The research utilized MDR K. pneumoniae ST15 harboring several plasmids including an IncFII(K) encoding blaCTX-M-15 and an IncL encoding blaOXA-162 (MDR-KP), its transconjugant E. coli strains harboring only one of the mentioned plasmids (EC-CTXM, EC-OXA) and a plasmid free E. coli strain (EC). Their resistance to antibiotics were investigated using broth microdilution. In murine model, following gastrointestinal colonization of mice fecal germ count, total IgA, murine β-defensin 3 (mBD3), murine α-defensin 5 (mAD5) were measured and 16S metagenomic analysis was carried out.
Colonization experiments revealed that resistance plasmid-carrying strains colonized the gastrointestinal tract more effectively than non-resistant strains, triggering stronger immune responses. The MDR group showed the highest bacterial colonization accompanied by elevated fecal IgA and defensin levels.

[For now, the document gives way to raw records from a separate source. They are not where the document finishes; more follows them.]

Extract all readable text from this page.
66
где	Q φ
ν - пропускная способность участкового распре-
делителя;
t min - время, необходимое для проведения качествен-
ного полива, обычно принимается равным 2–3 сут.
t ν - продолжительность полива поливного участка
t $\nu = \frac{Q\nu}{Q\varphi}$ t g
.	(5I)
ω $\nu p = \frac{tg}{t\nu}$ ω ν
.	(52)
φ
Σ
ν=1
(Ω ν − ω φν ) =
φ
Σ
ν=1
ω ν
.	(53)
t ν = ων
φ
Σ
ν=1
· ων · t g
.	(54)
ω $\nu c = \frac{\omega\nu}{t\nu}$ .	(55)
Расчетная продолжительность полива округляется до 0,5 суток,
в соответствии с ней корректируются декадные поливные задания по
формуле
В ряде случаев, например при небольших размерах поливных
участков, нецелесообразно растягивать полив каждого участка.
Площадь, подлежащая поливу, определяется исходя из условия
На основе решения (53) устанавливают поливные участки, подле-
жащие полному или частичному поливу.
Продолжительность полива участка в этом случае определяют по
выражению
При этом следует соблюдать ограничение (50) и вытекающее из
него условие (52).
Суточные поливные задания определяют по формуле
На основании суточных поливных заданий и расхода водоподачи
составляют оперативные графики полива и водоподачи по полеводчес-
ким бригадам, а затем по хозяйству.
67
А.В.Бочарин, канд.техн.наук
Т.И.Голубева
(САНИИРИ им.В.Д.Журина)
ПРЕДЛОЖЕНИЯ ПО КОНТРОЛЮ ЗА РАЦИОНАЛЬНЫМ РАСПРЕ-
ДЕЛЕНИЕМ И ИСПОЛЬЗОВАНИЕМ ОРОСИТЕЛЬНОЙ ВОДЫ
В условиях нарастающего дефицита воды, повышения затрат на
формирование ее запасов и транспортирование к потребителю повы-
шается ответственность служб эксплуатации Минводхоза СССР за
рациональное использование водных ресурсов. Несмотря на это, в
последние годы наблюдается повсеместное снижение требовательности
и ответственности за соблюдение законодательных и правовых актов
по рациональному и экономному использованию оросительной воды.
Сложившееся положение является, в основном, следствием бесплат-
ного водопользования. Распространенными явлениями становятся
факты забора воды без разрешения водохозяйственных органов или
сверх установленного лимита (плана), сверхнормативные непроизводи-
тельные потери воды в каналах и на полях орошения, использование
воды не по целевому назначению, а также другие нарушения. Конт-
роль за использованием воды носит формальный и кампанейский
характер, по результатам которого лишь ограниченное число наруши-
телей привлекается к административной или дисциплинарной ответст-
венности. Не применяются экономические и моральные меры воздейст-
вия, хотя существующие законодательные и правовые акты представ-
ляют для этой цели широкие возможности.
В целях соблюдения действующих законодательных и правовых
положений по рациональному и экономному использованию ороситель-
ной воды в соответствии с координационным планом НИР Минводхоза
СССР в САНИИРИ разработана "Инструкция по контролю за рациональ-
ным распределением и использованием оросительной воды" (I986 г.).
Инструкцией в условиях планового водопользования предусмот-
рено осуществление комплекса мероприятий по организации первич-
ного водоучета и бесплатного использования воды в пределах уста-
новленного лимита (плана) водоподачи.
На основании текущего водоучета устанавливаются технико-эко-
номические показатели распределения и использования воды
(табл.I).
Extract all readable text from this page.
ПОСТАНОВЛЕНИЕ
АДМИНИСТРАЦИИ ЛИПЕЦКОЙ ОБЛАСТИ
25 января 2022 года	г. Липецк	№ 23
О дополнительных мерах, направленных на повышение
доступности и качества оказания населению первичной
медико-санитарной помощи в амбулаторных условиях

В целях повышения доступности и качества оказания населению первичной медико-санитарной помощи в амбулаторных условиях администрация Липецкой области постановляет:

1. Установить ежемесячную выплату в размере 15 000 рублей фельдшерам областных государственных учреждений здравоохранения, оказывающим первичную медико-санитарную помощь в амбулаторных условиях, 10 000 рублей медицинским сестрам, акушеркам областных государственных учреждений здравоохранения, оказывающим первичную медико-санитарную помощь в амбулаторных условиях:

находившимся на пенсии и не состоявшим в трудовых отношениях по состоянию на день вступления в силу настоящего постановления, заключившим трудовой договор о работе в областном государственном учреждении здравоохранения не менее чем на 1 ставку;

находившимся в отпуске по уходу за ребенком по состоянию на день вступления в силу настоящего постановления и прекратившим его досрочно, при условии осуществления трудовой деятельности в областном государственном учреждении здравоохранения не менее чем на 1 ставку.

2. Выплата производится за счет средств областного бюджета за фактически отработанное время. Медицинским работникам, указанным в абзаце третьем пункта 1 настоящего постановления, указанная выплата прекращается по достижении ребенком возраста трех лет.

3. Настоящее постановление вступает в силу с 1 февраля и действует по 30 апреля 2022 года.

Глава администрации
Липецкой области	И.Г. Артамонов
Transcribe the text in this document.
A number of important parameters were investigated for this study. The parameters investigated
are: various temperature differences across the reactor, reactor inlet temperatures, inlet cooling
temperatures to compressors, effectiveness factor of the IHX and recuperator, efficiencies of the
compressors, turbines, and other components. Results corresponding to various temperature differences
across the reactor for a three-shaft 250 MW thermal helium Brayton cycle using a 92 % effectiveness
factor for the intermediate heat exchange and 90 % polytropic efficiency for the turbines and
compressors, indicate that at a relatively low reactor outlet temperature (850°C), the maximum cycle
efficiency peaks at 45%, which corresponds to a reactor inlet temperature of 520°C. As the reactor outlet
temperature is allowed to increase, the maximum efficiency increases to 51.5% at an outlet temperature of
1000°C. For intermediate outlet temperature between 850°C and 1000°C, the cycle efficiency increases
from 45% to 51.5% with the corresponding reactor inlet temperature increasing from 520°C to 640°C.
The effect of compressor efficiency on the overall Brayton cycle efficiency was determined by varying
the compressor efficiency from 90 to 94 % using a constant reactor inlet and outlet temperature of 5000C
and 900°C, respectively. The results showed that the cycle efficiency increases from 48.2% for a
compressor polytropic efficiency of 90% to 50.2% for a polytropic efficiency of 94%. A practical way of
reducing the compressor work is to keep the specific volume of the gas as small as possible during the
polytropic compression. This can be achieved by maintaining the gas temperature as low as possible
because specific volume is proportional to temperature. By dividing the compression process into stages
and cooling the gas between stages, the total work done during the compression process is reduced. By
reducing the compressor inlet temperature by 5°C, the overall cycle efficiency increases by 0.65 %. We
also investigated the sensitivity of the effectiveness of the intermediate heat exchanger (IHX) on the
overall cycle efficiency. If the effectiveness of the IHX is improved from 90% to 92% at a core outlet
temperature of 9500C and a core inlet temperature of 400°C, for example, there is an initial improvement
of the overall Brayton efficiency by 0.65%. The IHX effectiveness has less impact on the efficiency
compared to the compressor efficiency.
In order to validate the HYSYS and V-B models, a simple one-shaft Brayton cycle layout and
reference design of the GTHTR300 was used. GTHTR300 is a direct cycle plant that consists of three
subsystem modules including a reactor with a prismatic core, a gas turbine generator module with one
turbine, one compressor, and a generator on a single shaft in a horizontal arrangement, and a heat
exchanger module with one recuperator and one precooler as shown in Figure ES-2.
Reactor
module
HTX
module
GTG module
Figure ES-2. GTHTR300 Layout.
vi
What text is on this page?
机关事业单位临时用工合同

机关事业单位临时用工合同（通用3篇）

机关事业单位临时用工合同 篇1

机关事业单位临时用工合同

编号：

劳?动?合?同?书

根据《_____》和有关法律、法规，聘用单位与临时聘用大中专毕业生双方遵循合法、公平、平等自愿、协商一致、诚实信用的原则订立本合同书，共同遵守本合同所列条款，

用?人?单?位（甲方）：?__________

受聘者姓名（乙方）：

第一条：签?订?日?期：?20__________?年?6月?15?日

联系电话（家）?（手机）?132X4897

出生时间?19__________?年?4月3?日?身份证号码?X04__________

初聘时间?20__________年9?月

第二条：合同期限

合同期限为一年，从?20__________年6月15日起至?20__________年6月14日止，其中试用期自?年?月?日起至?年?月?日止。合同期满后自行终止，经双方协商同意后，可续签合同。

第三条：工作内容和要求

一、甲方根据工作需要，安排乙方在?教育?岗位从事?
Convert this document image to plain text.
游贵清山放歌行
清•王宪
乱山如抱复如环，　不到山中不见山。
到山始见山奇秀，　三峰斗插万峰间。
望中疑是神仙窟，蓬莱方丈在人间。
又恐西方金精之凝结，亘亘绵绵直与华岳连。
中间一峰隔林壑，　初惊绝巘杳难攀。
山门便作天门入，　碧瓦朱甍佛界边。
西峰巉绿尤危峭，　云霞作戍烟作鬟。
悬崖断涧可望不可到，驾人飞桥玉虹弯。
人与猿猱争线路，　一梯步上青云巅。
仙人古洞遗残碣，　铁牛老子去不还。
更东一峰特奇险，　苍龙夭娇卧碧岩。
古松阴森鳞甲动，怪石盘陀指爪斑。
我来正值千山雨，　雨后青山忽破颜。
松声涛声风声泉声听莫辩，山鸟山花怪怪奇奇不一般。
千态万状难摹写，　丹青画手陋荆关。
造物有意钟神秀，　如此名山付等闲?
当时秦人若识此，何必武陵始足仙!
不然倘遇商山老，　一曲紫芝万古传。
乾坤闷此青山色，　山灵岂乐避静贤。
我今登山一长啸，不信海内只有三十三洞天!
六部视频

Carriage of plasmids both colonization efficiency and antimicrobial responses. MDR-KP and EC-CTXM strains strongly induced mBD3 and IgA production, while EC-OXA strain suppressed both mBD3 and mAD5, however IgA induction was strong. The non-resistant EC strain has a limited colonizing capacity and induced only mAD5. Microbiota composition analysis revealed dominance of Bacteroidota in MDR-associated groups and Firmicutes in non-resistant EC strain, with specific families like Muribaculaceae and Lachnospiraceae correlating with plasmid presence and colonization outcomes.
These findings highlight the dual role of high-risk MDR clones and resistance plasmids in gut colonization and immune modulation, demonstrating that resistance plasmids not only enhance bacterial survival but also shape immune responses. The results provide novel insights into the interplay between plasmids, host immunity, and microbiota, emphasizing the need for targeted strategies to combat AMR.